Las Lavanderas (2015) - song

Las Lavanderas is rhythmic and cultural song from her album Victoria Santa Cruz y Gente Morena released in 2015 as part of a collective. This song reveals some of the social commentaries around Afro-Peruvians that Victoria recognizes as struggles for many Afro-Latinos. In the song, dialogue includes an exchange between two individuals pointing out the neighborhood's Afro-Peruvian woman, calling her “Negra sucia” and “Negra idiota” which translates into dirty and idiot.

La Buñolera (2016) - song

La Buñolera is another example of the artist's taken pride for her identity as an Afro-Peruvian woman. This song is specifically geared towards "Afro Peruvanas," Afro-Peruvian women

== Exhibitions ==

- Radical Women: Latin American Art, 1960-1985
- Brooklyn Museum: Radical Women: Latin American Art, 1960-1985
- Primer Festival y Seminario Latinoamericano de Televisión in 1970
- Cali Festival, 1971

== Collections ==
Many of the artist's pieces were original or remade songs that now live as collections in CD's or online-accessible music. Access to her musical collections can be streamed through major platforms like Spotify, Apple Music, and Amazon. Her collections include:

- Poemas y Pregones Afro Peruanos (released) April 2, 2013) and includes her famous poem Me Gritaron Negra.

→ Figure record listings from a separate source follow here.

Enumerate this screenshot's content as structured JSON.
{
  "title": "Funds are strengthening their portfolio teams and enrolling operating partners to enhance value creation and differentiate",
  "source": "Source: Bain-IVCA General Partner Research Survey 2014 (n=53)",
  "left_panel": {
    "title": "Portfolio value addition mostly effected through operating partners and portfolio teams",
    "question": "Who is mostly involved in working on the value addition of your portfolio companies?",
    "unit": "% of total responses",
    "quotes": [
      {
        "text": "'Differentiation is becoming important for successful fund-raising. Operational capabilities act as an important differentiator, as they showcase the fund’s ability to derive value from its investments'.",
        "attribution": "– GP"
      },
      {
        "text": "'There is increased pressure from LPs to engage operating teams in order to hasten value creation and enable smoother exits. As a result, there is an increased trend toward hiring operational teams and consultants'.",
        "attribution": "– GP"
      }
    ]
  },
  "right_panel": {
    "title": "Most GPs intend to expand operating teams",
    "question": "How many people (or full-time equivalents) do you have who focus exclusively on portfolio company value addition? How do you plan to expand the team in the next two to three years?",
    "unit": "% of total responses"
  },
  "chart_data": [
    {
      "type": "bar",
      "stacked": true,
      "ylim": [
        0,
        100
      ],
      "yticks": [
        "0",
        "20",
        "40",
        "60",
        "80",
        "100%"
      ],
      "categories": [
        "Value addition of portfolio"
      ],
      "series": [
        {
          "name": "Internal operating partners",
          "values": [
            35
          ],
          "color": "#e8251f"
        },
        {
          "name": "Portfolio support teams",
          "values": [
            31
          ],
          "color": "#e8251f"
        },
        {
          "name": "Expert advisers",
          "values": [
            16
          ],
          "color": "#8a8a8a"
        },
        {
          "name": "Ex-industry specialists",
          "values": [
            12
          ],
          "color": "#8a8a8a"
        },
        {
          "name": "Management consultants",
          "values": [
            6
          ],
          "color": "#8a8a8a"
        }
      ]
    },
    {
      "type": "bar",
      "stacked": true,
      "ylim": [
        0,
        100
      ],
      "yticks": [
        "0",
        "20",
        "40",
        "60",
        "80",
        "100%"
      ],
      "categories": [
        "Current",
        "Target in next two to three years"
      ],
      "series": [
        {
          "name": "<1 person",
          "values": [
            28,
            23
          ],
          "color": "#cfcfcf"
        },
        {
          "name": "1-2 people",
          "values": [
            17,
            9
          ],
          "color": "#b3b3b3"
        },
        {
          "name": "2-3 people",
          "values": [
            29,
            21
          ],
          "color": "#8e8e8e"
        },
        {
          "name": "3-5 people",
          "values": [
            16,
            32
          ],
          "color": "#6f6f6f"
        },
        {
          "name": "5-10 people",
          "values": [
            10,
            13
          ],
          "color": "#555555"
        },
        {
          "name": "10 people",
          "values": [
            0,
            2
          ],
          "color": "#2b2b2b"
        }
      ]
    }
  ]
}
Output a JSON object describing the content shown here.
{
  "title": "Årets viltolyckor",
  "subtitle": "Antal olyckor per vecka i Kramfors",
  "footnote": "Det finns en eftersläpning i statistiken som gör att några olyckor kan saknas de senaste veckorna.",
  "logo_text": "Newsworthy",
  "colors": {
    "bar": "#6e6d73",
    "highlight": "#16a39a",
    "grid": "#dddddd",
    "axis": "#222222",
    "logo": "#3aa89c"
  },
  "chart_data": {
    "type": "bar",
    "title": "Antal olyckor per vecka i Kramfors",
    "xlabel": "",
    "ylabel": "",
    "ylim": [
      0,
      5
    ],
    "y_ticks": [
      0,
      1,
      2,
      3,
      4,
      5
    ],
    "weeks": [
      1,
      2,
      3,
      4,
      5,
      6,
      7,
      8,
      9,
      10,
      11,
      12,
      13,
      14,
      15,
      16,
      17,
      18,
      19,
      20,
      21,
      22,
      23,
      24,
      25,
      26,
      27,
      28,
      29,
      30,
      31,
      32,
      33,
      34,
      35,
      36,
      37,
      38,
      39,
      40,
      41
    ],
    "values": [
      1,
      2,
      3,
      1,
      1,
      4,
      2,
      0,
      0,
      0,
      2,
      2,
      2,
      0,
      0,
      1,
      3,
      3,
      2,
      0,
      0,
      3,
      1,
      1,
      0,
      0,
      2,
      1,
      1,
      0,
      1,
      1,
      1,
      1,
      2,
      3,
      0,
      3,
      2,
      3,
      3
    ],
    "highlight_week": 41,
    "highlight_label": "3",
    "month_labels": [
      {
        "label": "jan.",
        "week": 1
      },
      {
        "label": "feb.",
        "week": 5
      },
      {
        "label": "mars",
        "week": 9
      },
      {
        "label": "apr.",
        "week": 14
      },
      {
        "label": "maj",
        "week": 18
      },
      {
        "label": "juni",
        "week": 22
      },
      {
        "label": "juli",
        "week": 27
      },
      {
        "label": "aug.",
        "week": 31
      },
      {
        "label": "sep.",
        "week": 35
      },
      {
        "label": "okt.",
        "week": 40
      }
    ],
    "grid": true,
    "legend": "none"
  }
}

- Con Victoria Santa Cruz y Gente Morena (released October 2, 2015), includes her song Las Lavanderas.

- Victoria Santa Cruz: Orgullosa Afro Peruana (released May 11, 2016) and includes her biggest hits like Cumanana, La Buñolera, and Pa' Goza Con el Ritmo del Tambo.

== Awards and honors ==

- She received a scholarship by the French government and traveled to Paris to study choreography. Here, she succeeded as the creator and designer of the wardrobe for the play El Retablo de Don Cristóbal by Federico García Lorca.
- Best Folklorist, 1970
- Appointed Director of the National Folklore Ensemble of the National Institute of Culture in 1973

== Death ==
In her last interview, Victoria Santa Cruz responds to the question "what has racism taught you?" by stating "in a little while, I will leave this life... and I want to leave in peace, with my conscience clean, and we'll see what happens here. But everything is weakened, dislocated in the entire world. And everyone is losing because really, this is not how you fight."

She died on August 30, 2014, in Lima, Peru.